Marianne had a wry sense of humor, and she trended toward the dark at times, as she struggled to relocate to Traverse City and raise my brothers and I alone. A lot of you will say that Chris, Peter, and I are a testament to the life Marianne lived, to the kind of parent she was. Our mother made the best of a bad situation. She loved us. She taught us to live a moral life, to ask questions, and be curious. She impressed upon us to treat others with respect and to see value and beauty all around us. She was kind and generous, always making more room at her table for our friends. Marianne was a keen reader and she passed that love of books onto us. She sometimes remarked that after we all got settled in life with careers and families that she could rest. She was so happy of all we accomplished. She enjoyed watching Peter and Alejandro over the years, she was proud of the patient father he’d become. Mom liked chatting with Olivia and Izzy on the phone and her long convervations with Chris. Mom was happy that she got to meet Stella and Naomi in April, and have all of us together. “She discovered with great delight that one does not love one’s children just because they are one’s children but because of the friendship formed while raising them,” to again refer back to Gabriel Garcia Marquez.
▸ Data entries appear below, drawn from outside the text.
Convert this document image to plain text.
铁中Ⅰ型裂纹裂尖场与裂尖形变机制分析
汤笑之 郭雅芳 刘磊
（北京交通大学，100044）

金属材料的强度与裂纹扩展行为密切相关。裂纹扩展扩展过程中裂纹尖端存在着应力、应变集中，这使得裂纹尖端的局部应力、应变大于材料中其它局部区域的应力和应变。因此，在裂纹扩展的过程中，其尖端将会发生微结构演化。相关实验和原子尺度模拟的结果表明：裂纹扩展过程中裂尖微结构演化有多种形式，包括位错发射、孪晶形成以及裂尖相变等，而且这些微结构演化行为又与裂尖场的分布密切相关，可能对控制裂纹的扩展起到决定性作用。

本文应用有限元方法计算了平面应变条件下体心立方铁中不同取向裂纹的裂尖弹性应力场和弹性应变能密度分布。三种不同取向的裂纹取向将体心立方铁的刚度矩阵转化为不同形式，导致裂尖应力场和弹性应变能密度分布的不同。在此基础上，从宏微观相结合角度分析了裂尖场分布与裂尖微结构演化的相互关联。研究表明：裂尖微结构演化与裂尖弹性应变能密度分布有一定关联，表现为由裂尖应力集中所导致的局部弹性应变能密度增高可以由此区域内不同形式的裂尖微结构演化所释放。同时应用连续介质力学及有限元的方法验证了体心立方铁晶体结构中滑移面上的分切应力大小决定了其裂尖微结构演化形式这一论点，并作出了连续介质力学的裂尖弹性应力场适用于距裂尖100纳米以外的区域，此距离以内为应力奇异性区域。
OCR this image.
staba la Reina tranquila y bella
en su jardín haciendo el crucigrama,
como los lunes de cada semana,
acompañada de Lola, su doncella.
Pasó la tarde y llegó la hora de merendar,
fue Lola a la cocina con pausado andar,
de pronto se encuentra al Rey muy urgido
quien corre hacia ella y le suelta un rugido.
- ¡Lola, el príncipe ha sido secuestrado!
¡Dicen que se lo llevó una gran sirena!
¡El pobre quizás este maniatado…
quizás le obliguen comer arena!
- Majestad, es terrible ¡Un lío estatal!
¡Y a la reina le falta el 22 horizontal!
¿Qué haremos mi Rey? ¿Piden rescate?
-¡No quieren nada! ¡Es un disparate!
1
I’m so sad that she is gone and will only exist in stories for my girls. But, I hope that beyond my tears they can see this image of Marianne in a rocking chair on her deck, wearing a sundress, with a smile on her face as she eats the first cherry tomato from her garden; or playing sonatas on her piano, Mozart ringing out in the neighborhood; the way she drove our old Dodge Caravan down sandy two-tracks in the Upper Peninsula, just curious to see what was around the next curve as the bracken fern pushed down and the tires humped over roots. In that quest for a novelistic life, Marianne felt disappointed by the format of her life, but though we did not sit in the same kitchen as she and those old ladies from the neighborhood, I think my mom overlooked the richness of her short stories, the ways in which she touched so many people through music, and conversation. If she could look across this room today, she would see that.
I love your stories. You are an excellent storyteller. I have gotten a better insight into who you are and what you overcame. You have much to share and I hope you save these stories somewhere so the girls can read them someday when they are older. That is how they will get to know Marianne. I am sorry I did not get a chance to know her better. We learn from life and grow to be better people.